- The Washington Times - Thursday, March 23, 2006

It was an exceptionally busy few days on the highway.

My travels took me on a pleasure trip from northern New Jersey to eastern Pennsylvania and back, and then a day later on to northern Connecticut and back in a 400-mile trek that offered only a three-hour midday break.

The workhorse for these journeys was a 2006 Honda Accord EX sedan equipped with a 166-horsepower, four-cylinder engine and a five-speed automatic transmission.

I had been particularly interested in spending time with this Honda because seven out of 10 customers opt for four-cylinder models over the more powerful and more expensive V-6 Accord.

I was not disappointed.

The engine was surprisingly smooth, well muffled and plenty powerful in all circumstances. The five-speed automatic transmission shifted unobtrusively, dropping easily to whatever gear was needed to supply optimum power. The power steering had a strong on-center feel and offered sufficient feedback from the road. The suspension smoothed out the bumps, but was also taut enough to allow the car to respond crisply to the driver.

Inside, the sedan was quiet and comfortable enough to make several hundred miles of interstate travel almost fatigue free. Equipped with the standard, six-speaker sound system, it even made the rush-hour crawl somewhat bearable.

And, all that time behind the wheel I averaged between 21 and 29 miles per gallon of regular gasoline.

After those long stints behind the wheel, I was reassured that a budget-minded buyer does not have to settle for bare bones. The four-cylinder Accord contains everything required for safe, competent and comfortable travel.

And a buyer need not select the well-equipped $23,250 EX sedan to get all the basic virtues of the car.

For 2006, Honda has revised the four-cylinder lineup, replacing the DX with a VP model that comes with standard air conditioning, cruise control, 120-watt sound system, keyless entry and power windows and door locks. It’s available for $18,225 with a five-speed manual transmission; $19,025 with the automatic.

Now in the fourth year of their anticipated five-year life-cycle, all Accords have undergone a number of revisions and updates to maintain their appeal.

On the exterior, there is a major redesign of the tail and a freshening of the grille and bumper. The new rear, with updated lighting, gives the car a slightly larger, more substantial look, while changes at the front end bring a little more attention to the car.

Updates inside the car include a new steering wheel, revised gauge cluster, new cloth seat fabrics and a maintenance reminder that calculates when routine service is required. Even the ambience has been upgraded, thanks to the addition of light-weight sound-deadening material.

A new safety feature on all Accords is daytime running lights. Accords with V-6 engines get standard stability control.

An improvement in intake and exhaust airflow has resulted in a slight power increase across the board. The V-6 models generate 244 horsepower, up four. The 166 horsepower in four-cylinder models is an increase of six. In addition, electronic throttle controls, which had been available only on V-6 models, are standard on four-cylinder Accords.
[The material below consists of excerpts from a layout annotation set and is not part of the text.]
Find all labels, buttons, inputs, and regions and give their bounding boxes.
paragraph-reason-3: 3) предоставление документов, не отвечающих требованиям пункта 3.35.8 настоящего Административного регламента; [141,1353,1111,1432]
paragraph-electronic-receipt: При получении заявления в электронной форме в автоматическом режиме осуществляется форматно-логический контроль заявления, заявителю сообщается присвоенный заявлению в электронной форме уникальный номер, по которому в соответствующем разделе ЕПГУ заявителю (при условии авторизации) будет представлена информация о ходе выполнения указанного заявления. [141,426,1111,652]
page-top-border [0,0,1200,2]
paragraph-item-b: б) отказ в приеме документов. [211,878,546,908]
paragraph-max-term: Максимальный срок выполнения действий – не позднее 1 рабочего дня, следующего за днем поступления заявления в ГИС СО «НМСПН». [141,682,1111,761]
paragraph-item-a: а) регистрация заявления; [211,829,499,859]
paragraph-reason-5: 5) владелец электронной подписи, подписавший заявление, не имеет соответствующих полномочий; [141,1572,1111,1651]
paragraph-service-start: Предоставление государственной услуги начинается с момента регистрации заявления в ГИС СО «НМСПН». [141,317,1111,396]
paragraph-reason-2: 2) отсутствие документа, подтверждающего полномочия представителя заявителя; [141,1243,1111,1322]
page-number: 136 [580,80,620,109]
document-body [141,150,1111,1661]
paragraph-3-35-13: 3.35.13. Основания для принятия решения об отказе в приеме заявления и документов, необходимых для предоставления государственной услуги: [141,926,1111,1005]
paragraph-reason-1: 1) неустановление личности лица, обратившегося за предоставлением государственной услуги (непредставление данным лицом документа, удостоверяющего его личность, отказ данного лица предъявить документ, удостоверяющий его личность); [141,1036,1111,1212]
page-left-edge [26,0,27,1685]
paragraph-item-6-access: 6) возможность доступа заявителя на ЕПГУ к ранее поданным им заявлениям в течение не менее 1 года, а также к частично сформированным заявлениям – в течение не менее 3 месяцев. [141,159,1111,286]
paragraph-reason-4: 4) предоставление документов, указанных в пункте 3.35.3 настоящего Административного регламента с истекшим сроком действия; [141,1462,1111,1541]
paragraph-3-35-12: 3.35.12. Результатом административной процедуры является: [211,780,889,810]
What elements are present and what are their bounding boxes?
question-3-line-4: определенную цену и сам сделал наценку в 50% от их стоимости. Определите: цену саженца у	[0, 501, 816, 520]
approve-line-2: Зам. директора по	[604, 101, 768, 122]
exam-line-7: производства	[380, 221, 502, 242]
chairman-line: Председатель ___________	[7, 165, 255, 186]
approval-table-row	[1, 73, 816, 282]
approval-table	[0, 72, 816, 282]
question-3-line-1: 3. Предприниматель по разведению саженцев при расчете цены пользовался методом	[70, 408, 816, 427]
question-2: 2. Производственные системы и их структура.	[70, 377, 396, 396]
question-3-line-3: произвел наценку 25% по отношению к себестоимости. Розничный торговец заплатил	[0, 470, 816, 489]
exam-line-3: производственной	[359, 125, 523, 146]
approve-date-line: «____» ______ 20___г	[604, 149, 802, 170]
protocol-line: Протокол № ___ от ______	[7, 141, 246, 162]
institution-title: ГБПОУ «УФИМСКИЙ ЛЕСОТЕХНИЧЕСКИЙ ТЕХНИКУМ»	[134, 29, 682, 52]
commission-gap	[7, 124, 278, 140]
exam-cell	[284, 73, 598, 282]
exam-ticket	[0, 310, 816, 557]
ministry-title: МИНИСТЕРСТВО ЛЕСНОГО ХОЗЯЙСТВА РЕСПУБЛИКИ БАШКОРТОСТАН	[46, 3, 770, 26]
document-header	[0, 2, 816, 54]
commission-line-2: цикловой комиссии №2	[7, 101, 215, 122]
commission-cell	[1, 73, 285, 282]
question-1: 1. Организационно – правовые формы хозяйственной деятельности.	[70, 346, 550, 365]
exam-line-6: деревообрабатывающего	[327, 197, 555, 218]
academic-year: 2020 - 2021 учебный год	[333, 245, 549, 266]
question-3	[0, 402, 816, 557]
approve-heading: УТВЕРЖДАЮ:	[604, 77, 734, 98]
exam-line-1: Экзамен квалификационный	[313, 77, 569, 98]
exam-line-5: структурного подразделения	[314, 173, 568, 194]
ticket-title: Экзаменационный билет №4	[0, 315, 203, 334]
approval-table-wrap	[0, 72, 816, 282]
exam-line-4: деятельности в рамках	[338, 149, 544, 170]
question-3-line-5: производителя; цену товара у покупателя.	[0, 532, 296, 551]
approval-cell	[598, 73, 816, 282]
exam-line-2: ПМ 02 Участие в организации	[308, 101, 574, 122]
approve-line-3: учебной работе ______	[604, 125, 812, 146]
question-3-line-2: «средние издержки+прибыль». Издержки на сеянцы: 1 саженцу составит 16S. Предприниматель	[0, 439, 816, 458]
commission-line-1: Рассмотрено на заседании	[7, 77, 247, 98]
To the enthusiast with a need for four doors, the biggest news for 2006 is the availability of a six-speed manual transmission as a same-price alternative to the five-speed automatic on top-of-of-the-line V-6 Accords.

In addition to the short-throw shifter, they have 17-inch wheels, a 180-watt sound system and exclusive carbon fiber interior trim.

Previously, the do-it-yourself six-speed shifter, 17-inch wheels and sound system had been available only on V-6 coupes.

Even the Accord Hybrid sedan, now in only its second year, gets a couple of updates. A power sunroof, a temporary-use spare tire and stability control are now standard. In addition to the exterior changes common to all Accords, the Hybrid gets a new deck-lid spoiler, new chin spoiler, heated side mirrors with turn-signal indicators and an exclusive clear-lens rear taillight design. Perhaps most importantly, the Accord Hybrid has been upgraded by the California Air Resources Board to AT-PZEV for its low level of pollutants.

Honda prices for 2006 range all the way from $18,225 for that VP model to $32,140 for the Accord hybrid sedan with navigation system. Oh, and don’t forget to add the $550 delivery charge.

Those with the money can get silky V-6 power, comfortable leather seating and the bulk of luxury features available on the most expensive sedans. Or they may opt for a manual transmission that puts them in luxury/sports sedan territory.

But, those dealing at the lower end of the price sheet will not be shortchanged. They’ll get everything they need — and more.